Brown Budget Flies to Fantasyland
By WAYNE LUSVARDI
There is a children’s fairy tale about a Sacramento government accountant for the State of California who takes his new poor stepdaughter all the way to Orange County to go to Disneyland for the first time. When she gets to Fantasyland, she becomes fascinated by the story of Cinderella, where the pumpkin turns into a golden coach. Whereupon she asks her step dad: “When the pumpkin turns into a royal golden coach, would that be classified as income or a capital gain?”

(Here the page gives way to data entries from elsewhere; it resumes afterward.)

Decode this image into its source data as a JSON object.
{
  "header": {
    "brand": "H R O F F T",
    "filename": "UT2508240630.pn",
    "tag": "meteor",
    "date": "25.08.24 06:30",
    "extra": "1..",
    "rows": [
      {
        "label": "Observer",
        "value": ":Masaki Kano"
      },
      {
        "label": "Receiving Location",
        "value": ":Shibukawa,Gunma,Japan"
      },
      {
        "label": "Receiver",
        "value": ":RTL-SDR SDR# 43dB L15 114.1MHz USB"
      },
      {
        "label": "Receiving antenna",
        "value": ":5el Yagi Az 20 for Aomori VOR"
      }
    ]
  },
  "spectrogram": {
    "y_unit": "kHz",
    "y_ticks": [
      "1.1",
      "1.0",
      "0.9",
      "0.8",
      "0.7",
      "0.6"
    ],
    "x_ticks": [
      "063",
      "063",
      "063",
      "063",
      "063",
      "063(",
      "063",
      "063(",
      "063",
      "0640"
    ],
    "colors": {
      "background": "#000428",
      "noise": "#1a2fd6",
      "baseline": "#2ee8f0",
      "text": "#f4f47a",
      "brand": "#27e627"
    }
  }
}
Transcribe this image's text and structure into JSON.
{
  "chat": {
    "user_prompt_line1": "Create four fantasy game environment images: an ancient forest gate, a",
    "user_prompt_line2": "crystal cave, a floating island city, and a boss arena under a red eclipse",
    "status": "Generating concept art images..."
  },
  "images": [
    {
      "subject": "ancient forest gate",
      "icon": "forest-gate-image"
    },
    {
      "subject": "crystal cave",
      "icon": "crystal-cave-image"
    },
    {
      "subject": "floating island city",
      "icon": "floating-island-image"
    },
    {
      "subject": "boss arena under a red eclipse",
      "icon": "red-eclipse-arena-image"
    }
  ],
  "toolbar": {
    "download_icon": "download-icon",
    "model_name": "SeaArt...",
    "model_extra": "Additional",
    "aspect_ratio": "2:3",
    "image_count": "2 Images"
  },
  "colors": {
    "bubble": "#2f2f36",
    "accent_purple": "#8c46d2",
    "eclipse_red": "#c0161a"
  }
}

Something like this fairy tale joke is happening in real life with California Gov. Jerry Brown’s May Revision of the Governor’s Budget. Brown has surprisingly announced a $6.6 billion jump in tax revenues, which is enough to plug a fourth of the projected annual budget deficit. Brown and Controller John Chiang are mostly silent about the source of the increased revenues and allude to an economic recovery.
But the bad news not being reported in the headlines and news broadcasts is that the newfound tax revenues are not from rising income or sales taxes, but apparently from capital gains taxes. A capital gain is the increase in value of a stock or real estate that you realize when you sell it.
The Golden State can have its golden coach but the wheels are still made out of pumpkins. California is still living in a budget Fantasyland.
Controller’s Report
Whether you’re an accountant or a little girl, if you’re interested in California’s budget numbers do not go to the Governor’s Revised May Budget.
Instead, go to the State Controller’s Office Report for April 2011. There you will find that it is true that income tax receipts are up for the fiscal year to date from July 2010 to April 2011. But April is when income taxes are due. And the spike in tax revenues is mostly due to a one-time payment of capital gains taxes by investors selling stocks and/or real estate.
For those curious stepchildren and other California citizens, the real tale of the economy is told in sales tax receipts, which are up a mere 0.9 percent. If you take out your calculator and adjust for inflation, sales taxes are actually less than a year ago, when California and the United States were officially in “recession.”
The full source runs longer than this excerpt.